Method for the quantitative description of discontinuities in the rock mass, Part 12: Drillcore study
1992 Edition

To achieve optimal core recovery critical for accurate discontinuity characterization under IS 11315 Part 12, utilize NX-sized cores (54 mm) with double or triple tube core barrels and bottom discharge bits, especially in fractured or softer rock formations. Employ short drilling runs, maintain controlled drilling speed and water flow, avoid over-penetration, and promptly extract tools if jamming occurs. Minimize drill string vibrations to reduce core loss and wear. Implement core orientation methods such as the Craclius technique, hardened steel groove with compass and photographic aids, or integral sampling with grouted azimuth bars to ensure core alignment and data quality.

As per IS 11315 Part 12 Clause 5.4.1.1, artificial fractures typically exhibit rough, brittle surfaces with fresh cleavage planes, often resulting from drilling or handling damage. Conversely, natural discontinuities have smoother or weathered surfaces and may display coatings or infilling materials such as talc, gypsum, chlorite, mica, or calcite. In foliated or schistose rocks, some splits may be ambiguous; the conservative approach is to classify doubtful breaks as natural. Grinding or rounded surfaces caused by core rotation complicate identification, but these should also be considered natural if uncertain. Maintaining separate records of artificial fractures helps refine rock quality assessments.

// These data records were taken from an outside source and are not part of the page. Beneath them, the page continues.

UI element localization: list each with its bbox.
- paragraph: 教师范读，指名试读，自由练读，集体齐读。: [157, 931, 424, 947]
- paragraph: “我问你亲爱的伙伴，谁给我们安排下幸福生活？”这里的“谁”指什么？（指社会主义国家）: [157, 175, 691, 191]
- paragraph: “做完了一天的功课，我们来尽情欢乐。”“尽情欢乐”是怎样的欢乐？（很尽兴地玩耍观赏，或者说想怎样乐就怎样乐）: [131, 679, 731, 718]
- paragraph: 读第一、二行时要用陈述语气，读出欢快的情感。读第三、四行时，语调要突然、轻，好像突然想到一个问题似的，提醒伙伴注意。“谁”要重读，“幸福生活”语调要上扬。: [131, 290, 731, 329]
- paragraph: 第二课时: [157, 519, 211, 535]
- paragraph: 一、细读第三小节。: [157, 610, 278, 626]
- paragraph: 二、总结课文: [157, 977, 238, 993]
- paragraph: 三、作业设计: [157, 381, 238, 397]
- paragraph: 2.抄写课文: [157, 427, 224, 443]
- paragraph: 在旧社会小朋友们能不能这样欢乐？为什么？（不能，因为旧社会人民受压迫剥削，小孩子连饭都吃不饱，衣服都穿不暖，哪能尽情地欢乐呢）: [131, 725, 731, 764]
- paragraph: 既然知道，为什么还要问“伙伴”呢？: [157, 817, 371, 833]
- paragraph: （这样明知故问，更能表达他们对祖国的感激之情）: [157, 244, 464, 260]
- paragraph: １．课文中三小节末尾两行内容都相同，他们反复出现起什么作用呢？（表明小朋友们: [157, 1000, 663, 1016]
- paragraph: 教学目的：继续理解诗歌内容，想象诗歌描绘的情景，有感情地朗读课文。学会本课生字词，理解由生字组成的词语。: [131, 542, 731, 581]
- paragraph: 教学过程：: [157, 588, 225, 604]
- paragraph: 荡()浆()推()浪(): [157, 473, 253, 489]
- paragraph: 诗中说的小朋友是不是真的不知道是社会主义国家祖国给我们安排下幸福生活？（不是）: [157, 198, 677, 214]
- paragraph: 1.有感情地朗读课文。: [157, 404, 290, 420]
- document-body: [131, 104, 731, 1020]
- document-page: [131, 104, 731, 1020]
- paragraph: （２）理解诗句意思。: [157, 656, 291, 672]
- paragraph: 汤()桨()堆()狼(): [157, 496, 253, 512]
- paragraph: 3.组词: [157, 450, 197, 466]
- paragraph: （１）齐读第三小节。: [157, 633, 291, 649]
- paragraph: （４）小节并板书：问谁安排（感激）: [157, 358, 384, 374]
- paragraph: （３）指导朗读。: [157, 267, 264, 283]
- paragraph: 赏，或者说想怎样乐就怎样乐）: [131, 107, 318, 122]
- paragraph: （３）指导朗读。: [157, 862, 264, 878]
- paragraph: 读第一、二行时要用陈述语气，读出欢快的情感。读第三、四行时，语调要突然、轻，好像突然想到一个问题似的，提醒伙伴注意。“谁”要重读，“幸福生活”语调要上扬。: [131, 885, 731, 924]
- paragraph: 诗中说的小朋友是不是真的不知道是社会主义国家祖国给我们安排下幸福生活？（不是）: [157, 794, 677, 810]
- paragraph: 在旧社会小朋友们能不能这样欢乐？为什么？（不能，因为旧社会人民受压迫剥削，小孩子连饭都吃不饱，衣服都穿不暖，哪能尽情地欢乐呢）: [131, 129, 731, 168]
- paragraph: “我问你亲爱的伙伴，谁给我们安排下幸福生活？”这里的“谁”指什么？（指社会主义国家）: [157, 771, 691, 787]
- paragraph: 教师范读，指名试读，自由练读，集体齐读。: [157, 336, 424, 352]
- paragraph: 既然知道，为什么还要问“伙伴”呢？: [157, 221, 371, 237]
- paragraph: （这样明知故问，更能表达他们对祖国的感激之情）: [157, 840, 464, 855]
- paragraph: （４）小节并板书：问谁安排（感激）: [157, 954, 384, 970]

The quantitative description of discontinuities in drill cores includes several key parameters: Core Recovery (R), the percentage of recovered core length reflecting rock continuity; Discontinuity Frequency (F), the count of natural fractures per meter of core; and Rock Quality Designation (RQD), calculated as the percentage of core length consisting of sound pieces longer than 10 cm. Additionally, discontinuity orientation is measured relative to the core axis, with corrections applied for hole inclination. These metrics provide a basis for rock mass characterization but should be corroborated with field observations for engineering design.

Rock Quality Designation (RQD), defined in IS 11315 Part 12 Clause 5.4, is computed by summing the lengths of drill core pieces equal to or exceeding 10 cm and expressing this total as a percentage of the entire drilled interval length. The calculation excludes smaller fragments generated by natural jointing or weathering. Artificial fractures caused by drilling or handling should be discounted to avoid skewing results. When identification is uncertain, a conservative approach treats questionable breaks as natural. RQD serves as an index of rock mass integrity and must be combined with other parameters such as fracture frequency and core recovery for comprehensive evaluation.

IS 11315 Part 12 recommends combining visual inspections using borehole TV cameras or periscopes to classify discontinuities as open or tight with quantitative water injection tests, particularly Lugeon packer tests, to estimate permeability and infer aperture characteristics. The real aperture size often exceeds theoretical smooth-wall estimates due to roughness and tortuosity. Correlate water flow test results with core recovery percentages, RQD values, and fracture frequency to assess aperture openness. Supplementary hydraulic tests such as falling head and tracer analyses provide additional seepage data. Presenting Lugeon values alongside core recovery and RQD logs facilitates comprehensive seepage characterization.